TÜRKİYE Tekstil Sanayi İşverenleri Sendikası’nın düzenlediği sektörün geleceğinin tartışıldığı toplantıdayız... TOBB Konfeksiyon ve Hazırgiyim Meclisi Başkanı Umut Oran panelistlere sordu: "10-15 yıl sonra Türk tekstilini nerede görüyorsunuz?"

Sabancı Holding Tekstil Grubu Başkanı Yakup Güngör’den "elek"li yanıt geldi: "Türk tekstil sektörü için son beş yıldır ’elek’ çalışıyor. ’Eleğin’ altına düşenler, üstünde kalanlar oluyor. Alta düşenler için üzülsek de, bu seleksiyonun yaşanmasını doğal karşılamak gerekiyor."

Yakup Güngör’e göre, önümüzdeki 5-10 yılda da aynı "elek" çalışmasını sürdürecek: "Dünyada büyüme-bütünleşme sürüyor. Alıcılarımız da büyüyor. O zaman karşılarında büyük üreticiler görmek istiyor. Bu durumda küçük üreticiler maalesef ’elek’ altında kalıyor."

Güngör’ün "elek" örneğiyle açıkladığı durum, doğal olarak küçük ölçekli şirketlerin çoğunu mutsuz ediyor. Bu mutsuzluk, sektörün tümünü etkisi altına alıyor.

Türk tekstil sektöründeki "asık suratlılık", toplantıya katılan yabancı kurumların başkanlarının dikkatini çekiyor, şaşırıyorlar: "Tekstilin ülkenizde ikinci plana itildiğinden, işlerin iyi gitmediğinden söz ediyorsunuz ama yatırımlarınız Çin’le yarışıyor.
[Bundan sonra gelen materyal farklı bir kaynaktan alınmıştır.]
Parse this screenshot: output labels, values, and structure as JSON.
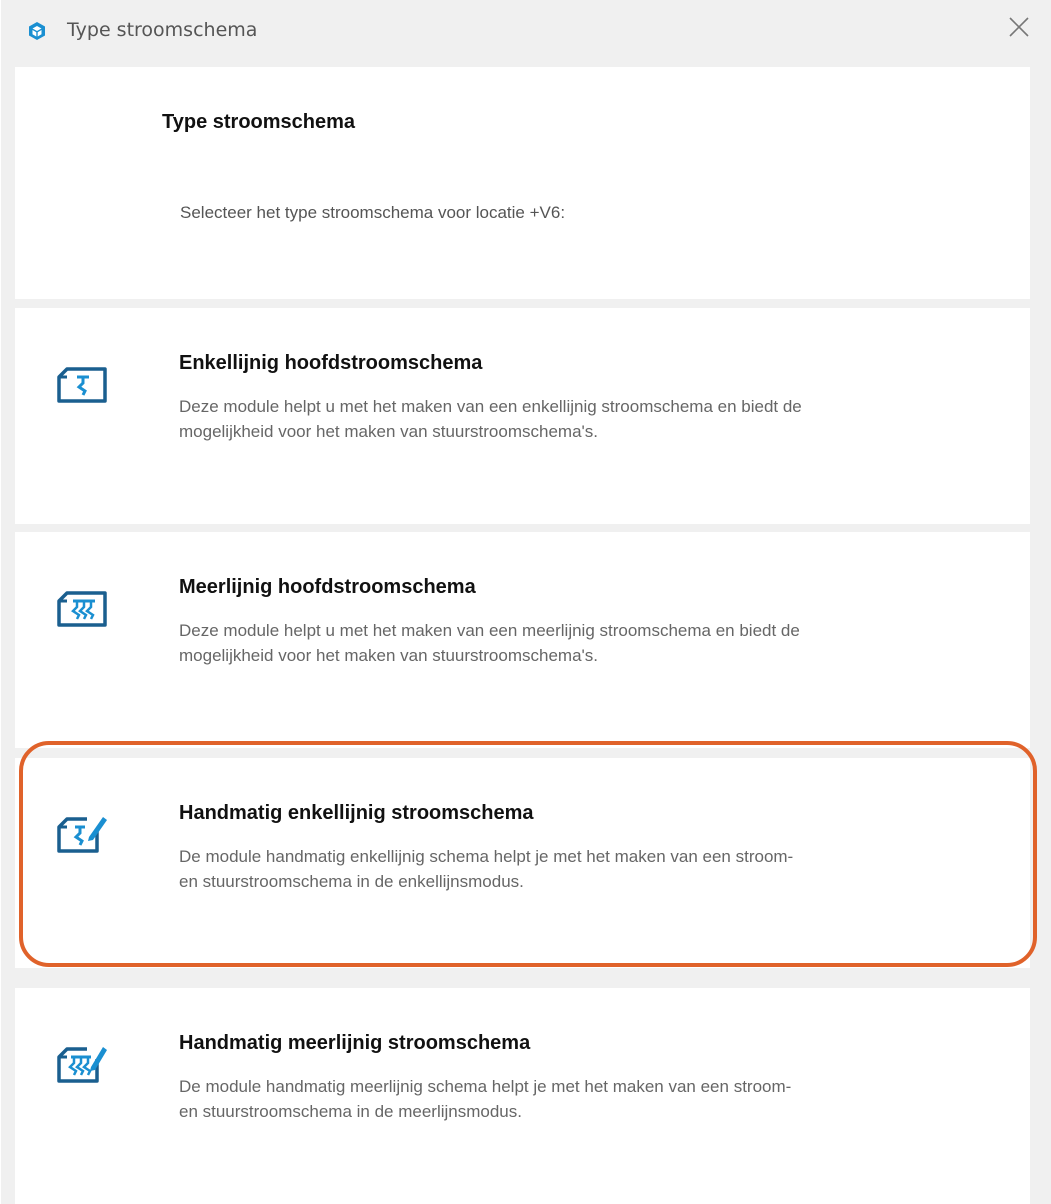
{
  "window": {
    "title": "Type stroomschema",
    "icon": "cube-icon",
    "close_icon": "close-icon"
  },
  "header": {
    "title": "Type stroomschema",
    "subtitle": "Selecteer het type stroomschema voor locatie +V6:"
  },
  "options": [
    {
      "title": "Enkellijnig hoofdstroomschema",
      "desc_line1": "Deze module helpt u met het maken van een enkellijnig stroomschema en biedt de",
      "desc_line2": "mogelijkheid voor het maken van stuurstroomschema's.",
      "icon": "single-line-schema-icon"
    },
    {
      "title": "Meerlijnig hoofdstroomschema",
      "desc_line1": "Deze module helpt u met het maken van een meerlijnig stroomschema en biedt de",
      "desc_line2": "mogelijkheid voor het maken van stuurstroomschema's.",
      "icon": "multi-line-schema-icon"
    },
    {
      "title": "Handmatig enkellijnig stroomschema",
      "desc_line1": "De module handmatig enkellijnig schema helpt je met het maken van een  stroom-",
      "desc_line2": "en stuurstroomschema in de enkellijnsmodus.",
      "icon": "manual-single-line-schema-icon"
    },
    {
      "title": "Handmatig meerlijnig stroomschema",
      "desc_line1": "De module handmatig meerlijnig schema helpt je met het maken van een  stroom-",
      "desc_line2": "en stuurstroomschema in de meerlijnsmodus.",
      "icon": "manual-multi-line-schema-icon"
    }
  ],
  "colors": {
    "accent": "#1a8fd1",
    "highlight": "#e0622a"
  }
}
Madem sektörün geleceğinden tedirginsiniz, bu yatırımları neden yapıyorsunuz?"

Dünya tekstiline yön veren yabancı kurumların yöneticilerinin bu şaşkınlığı üzerine, Metro Cash&Carry’nin desteklediği Ericek Köyü’ne giderken Yenikapı-Yalova Feribotu’nda karşılaştığım Kipaş Grubu’nun patronları Hanefi Öksüz ve Ahmet Öksüz’le yaptığım sohbeti anımsadım.

Hanefi Öksüz, "İşleriniz nasıl?" soruma, "Çok şükür iyiyiz" yanıtı verince üstelemiştim: "Sektörünüzde çok kıvranan var."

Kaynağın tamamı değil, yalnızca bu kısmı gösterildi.